Historical population
| Census | Pop. | Note | %± |
| 1960 | 284 |  | — |
| 1970 | 370 |  | 30.3% |
| 1980 | 509 |  | 37.6% |
| 1990 | 541 |  | 6.3% |
| 2000 | 656 |  | 21.3% |
| 2010 | 873 |  | 33.1% |
| 2020 | 1,008 |  | 15.5% |
U.S. Decennial Census

===2020 census===

As of the 2020 census, Rio Vista had a population of 1,008, a median age of 32.8 years, 28.2% of residents under the age of 18, and 12.1% of residents aged 65 years or older. For every 100 females there were 101.6 males, and for every 100 females age 18 and over there were 97.3 males age 18 and over.

0.0% of residents lived in urban areas, while 100.0% lived in rural areas.

There were 345 households in Rio Vista, of which 47.0% had children under the age of 18 living in them. Of all households, 52.2% were married-couple households, 15.4% were households with a male householder and no spouse or partner present, and 24.6% were households with a female householder and no spouse or partner present. About 17.7% of all households were made up of individuals and 10.5% had someone living alone who was 65 years of age or older.

There were 374 housing units, of which 7.8% were vacant. The homeowner vacancy rate was 3.7% and the rental vacancy rate was 3.2%.

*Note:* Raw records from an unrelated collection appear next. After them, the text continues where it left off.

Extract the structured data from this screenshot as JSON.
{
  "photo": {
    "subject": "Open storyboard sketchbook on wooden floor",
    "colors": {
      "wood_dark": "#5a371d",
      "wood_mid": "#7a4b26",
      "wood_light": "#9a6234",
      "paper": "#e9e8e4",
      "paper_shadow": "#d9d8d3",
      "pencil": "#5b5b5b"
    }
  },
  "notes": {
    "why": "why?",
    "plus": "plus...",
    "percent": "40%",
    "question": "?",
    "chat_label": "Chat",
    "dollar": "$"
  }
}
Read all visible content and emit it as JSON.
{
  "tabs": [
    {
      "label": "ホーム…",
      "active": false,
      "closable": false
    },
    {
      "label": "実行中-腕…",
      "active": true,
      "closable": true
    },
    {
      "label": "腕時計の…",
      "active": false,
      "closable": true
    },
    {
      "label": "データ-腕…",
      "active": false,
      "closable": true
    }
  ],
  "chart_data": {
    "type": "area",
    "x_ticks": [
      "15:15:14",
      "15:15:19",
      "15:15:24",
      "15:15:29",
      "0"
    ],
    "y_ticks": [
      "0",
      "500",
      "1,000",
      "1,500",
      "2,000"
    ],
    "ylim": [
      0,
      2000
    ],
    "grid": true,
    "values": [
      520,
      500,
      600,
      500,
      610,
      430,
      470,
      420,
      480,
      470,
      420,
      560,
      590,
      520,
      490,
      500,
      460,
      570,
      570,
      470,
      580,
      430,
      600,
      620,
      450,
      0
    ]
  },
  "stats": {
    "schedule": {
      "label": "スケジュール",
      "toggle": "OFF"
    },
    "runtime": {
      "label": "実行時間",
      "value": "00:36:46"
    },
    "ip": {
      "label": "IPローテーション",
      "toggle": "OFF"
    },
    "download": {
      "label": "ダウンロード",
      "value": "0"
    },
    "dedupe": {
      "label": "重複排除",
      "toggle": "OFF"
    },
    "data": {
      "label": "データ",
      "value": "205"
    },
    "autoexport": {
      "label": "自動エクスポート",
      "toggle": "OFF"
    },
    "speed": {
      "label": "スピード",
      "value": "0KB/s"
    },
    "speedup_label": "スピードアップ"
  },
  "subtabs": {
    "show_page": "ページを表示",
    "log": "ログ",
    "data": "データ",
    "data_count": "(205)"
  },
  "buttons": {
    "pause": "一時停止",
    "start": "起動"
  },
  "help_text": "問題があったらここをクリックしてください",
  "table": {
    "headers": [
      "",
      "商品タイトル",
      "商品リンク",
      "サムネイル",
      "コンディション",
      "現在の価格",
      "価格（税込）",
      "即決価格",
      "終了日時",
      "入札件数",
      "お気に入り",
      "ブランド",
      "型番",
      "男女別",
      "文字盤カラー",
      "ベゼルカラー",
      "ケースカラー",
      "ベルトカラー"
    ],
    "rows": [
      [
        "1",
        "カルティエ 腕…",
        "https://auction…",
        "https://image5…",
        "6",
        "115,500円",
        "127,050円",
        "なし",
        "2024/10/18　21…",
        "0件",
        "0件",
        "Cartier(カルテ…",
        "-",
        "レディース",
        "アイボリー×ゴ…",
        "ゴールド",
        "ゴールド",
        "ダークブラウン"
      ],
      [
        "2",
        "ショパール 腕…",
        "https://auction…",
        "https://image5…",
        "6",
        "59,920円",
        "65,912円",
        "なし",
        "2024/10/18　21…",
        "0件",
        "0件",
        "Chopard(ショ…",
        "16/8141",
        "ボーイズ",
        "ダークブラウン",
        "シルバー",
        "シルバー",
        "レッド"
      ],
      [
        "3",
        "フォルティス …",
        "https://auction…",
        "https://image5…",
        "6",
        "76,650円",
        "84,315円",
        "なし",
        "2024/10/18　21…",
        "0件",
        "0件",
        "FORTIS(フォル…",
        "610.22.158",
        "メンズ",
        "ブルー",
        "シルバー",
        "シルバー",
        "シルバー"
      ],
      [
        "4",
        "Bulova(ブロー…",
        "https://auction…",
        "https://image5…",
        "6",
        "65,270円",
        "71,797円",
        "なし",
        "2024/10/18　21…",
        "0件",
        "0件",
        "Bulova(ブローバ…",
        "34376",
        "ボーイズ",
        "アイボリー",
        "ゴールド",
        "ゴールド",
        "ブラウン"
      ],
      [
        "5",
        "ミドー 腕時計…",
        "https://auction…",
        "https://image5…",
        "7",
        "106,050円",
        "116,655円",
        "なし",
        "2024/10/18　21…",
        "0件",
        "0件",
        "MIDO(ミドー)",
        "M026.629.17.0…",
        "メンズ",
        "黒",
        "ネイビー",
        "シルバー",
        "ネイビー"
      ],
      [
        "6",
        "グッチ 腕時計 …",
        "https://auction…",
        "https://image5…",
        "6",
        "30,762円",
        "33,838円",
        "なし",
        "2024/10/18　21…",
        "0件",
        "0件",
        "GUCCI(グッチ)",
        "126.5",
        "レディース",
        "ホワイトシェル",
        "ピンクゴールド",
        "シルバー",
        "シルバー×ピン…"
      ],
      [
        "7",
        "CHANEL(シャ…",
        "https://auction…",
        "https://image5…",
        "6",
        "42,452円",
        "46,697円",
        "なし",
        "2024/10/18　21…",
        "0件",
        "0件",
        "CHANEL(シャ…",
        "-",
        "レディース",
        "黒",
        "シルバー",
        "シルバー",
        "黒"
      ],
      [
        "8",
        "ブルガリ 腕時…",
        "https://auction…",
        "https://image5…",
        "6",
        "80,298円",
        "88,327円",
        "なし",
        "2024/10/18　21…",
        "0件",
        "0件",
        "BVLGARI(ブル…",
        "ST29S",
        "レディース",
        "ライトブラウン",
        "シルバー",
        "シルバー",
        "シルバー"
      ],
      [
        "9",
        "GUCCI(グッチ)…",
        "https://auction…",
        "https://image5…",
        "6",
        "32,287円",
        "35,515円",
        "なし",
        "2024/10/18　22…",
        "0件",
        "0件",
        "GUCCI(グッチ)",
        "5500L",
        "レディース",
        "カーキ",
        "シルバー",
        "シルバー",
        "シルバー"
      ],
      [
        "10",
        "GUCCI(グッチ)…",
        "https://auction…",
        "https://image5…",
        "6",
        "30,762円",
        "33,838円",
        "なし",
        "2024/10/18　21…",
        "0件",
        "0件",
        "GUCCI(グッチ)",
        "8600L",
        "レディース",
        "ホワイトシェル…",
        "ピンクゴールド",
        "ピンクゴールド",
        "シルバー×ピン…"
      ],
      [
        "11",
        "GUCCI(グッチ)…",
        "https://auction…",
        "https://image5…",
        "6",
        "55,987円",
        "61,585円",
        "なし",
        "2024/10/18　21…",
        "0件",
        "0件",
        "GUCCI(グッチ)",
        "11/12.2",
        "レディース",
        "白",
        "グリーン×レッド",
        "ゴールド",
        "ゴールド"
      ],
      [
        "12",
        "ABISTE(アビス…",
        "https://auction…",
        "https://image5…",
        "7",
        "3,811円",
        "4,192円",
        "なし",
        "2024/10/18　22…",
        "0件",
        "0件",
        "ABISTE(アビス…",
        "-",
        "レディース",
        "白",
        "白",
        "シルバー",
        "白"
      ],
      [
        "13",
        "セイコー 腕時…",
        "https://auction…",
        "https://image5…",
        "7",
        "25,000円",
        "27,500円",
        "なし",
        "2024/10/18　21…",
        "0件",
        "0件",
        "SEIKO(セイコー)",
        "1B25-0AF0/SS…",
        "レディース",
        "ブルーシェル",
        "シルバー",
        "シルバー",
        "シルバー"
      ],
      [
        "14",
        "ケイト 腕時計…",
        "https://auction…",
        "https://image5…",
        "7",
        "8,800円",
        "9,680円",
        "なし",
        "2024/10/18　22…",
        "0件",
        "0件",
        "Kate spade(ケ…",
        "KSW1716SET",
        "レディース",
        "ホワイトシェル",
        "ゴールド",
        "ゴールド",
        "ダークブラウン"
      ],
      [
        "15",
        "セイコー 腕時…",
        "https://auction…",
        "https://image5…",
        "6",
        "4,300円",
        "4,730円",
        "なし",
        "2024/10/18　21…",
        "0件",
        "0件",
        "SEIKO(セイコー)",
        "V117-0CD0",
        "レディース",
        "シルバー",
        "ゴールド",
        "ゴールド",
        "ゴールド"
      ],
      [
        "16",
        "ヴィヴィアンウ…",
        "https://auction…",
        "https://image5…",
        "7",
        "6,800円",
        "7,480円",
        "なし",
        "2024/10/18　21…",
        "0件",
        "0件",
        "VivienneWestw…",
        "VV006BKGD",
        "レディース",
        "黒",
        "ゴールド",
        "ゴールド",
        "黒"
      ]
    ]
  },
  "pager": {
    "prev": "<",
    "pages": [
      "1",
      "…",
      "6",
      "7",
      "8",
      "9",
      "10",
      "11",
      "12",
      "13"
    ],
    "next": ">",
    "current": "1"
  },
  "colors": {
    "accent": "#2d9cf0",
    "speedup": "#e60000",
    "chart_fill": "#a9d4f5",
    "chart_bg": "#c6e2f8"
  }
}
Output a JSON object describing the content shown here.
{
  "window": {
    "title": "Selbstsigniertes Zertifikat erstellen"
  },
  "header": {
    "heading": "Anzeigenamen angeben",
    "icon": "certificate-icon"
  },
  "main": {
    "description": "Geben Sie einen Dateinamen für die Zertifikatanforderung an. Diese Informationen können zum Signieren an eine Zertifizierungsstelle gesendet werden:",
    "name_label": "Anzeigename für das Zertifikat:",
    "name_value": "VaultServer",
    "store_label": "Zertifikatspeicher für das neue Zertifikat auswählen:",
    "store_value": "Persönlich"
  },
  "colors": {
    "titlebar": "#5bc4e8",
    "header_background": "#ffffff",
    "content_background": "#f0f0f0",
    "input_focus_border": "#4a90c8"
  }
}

Racial composition as of the 2020 census
| Race | Number | Percent |
|---|---|---|
| White | 869 | 86.2% |
| Black or African American | 5 | 0.5% |
| American Indian and Alaska Native | 7 | 0.7% |
| Asian | 0 | 0.0% |
| Native Hawaiian and Other Pacific Islander | 0 | 0.0% |
| Some other race | 56 | 5.6% |
| Two or more races | 71 | 7.0% |
| Hispanic or Latino (of any race) | 135 | 13.4% |

==Education==
The city is served by the Rio Vista Independent School District.